Elementary & Secondary Education:

  • The Johns Hopkins University Institute for Education Policy finds that 15-45 percent of students in late elementary grades start the school year already performing one or more years above grade level. Its new report questions how schools could be better organized to serve such students and recommends that schools and districts report percentages of above-grade-level performers.

  • D.C. Public Schools leaders hope to expand the district’s study abroad program, after sending 400 students abroad this summer, says Politico. The program has been called “remarkable” for providing financial assistance that allows low-income students to participate.

  • “There is no question that poor children are falling behind their more affluent peers,” writes Nonprofit Quarterly. “We should be learning from schools where poor children are beating these odds and seeing if there are strategies that ought to be replicated.”

 

Higher Education:

  • States are beginning to experiment with making SAT or ACT exams free to all students. The Chronicle of Higher Education looks at recent research, including one study that found that “requiring all public-high-school students to take the exam increased the number of low-income students scoring as college-ready by nearly 50 percent, but that it raised the number of such students enrolling at four-year institutions by only 6 percent.”

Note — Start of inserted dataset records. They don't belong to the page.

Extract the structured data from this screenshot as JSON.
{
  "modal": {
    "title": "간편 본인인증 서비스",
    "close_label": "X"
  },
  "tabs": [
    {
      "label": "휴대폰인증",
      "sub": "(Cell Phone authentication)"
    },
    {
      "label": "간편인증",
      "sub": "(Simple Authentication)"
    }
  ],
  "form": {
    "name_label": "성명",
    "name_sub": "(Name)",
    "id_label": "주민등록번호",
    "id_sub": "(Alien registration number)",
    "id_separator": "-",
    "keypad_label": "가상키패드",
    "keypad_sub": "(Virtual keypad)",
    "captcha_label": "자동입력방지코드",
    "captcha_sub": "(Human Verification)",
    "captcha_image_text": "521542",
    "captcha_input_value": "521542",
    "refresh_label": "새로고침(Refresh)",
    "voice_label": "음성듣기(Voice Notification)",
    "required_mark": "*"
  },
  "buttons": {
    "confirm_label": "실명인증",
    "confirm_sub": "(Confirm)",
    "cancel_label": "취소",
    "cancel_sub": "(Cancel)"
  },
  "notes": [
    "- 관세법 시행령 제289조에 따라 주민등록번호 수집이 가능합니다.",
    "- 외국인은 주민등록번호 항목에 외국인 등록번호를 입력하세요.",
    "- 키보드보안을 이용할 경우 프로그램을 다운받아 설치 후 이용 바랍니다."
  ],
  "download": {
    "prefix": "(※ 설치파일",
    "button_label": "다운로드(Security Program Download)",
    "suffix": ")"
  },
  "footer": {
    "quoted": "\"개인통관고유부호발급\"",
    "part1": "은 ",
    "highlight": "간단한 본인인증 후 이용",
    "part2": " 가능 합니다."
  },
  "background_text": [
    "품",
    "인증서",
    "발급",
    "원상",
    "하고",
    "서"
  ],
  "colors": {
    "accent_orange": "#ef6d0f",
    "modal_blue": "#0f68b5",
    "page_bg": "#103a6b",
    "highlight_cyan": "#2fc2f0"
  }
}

  • An updated report from the Center on Budget and Policy Priorities notes that state funding for higher education is $10 billion below pre-recession levels. At the same time, public colleges and universities have raised tuition and diminished academic opportunities and student services. Rising costs likely deter low-income students from enrolling and “may be pushing lower-income students toward less-selective public institutions, reducing their future earnings.”

 

Cooke Foundation Highlights:

  • Watch Part I and Part II of NBC Miami’s feature on Cooke Scholar Angel Sanchez.­­ After being sentenced to prison as a teenager, Angel­ began community college while homeless. Now he is preparing to graduate from the University of Central Florida and attend law school in an effort to realize his goal of becoming an attorney.

  • At least 57,000 college students and 1.7 million children ages 12 to 17 are homeless in the United States. Executive Director Harold O. Levy calls on colleges and all levels of governments to work together to end this national tragedy in The Huffington Post.

  • Another opinion piece by Levy in The Hill outlines how the college graduation gap between low-income and more affluent students perpetuates inequality.

  • WHAG-TV in Western Maryland interviews Cooke Scholar Luis Rosales, who is heading to Georgetown University this fall on the Undergraduate Transfer Scholarship. “I eventually see myself representing my community, whether it be Congress or State Legislature,” says Luis.

  • Cooke Scholar Yasmine Arrington contributes thoughts in Education Dive on how schools struggle with addressing student and parent incarceration.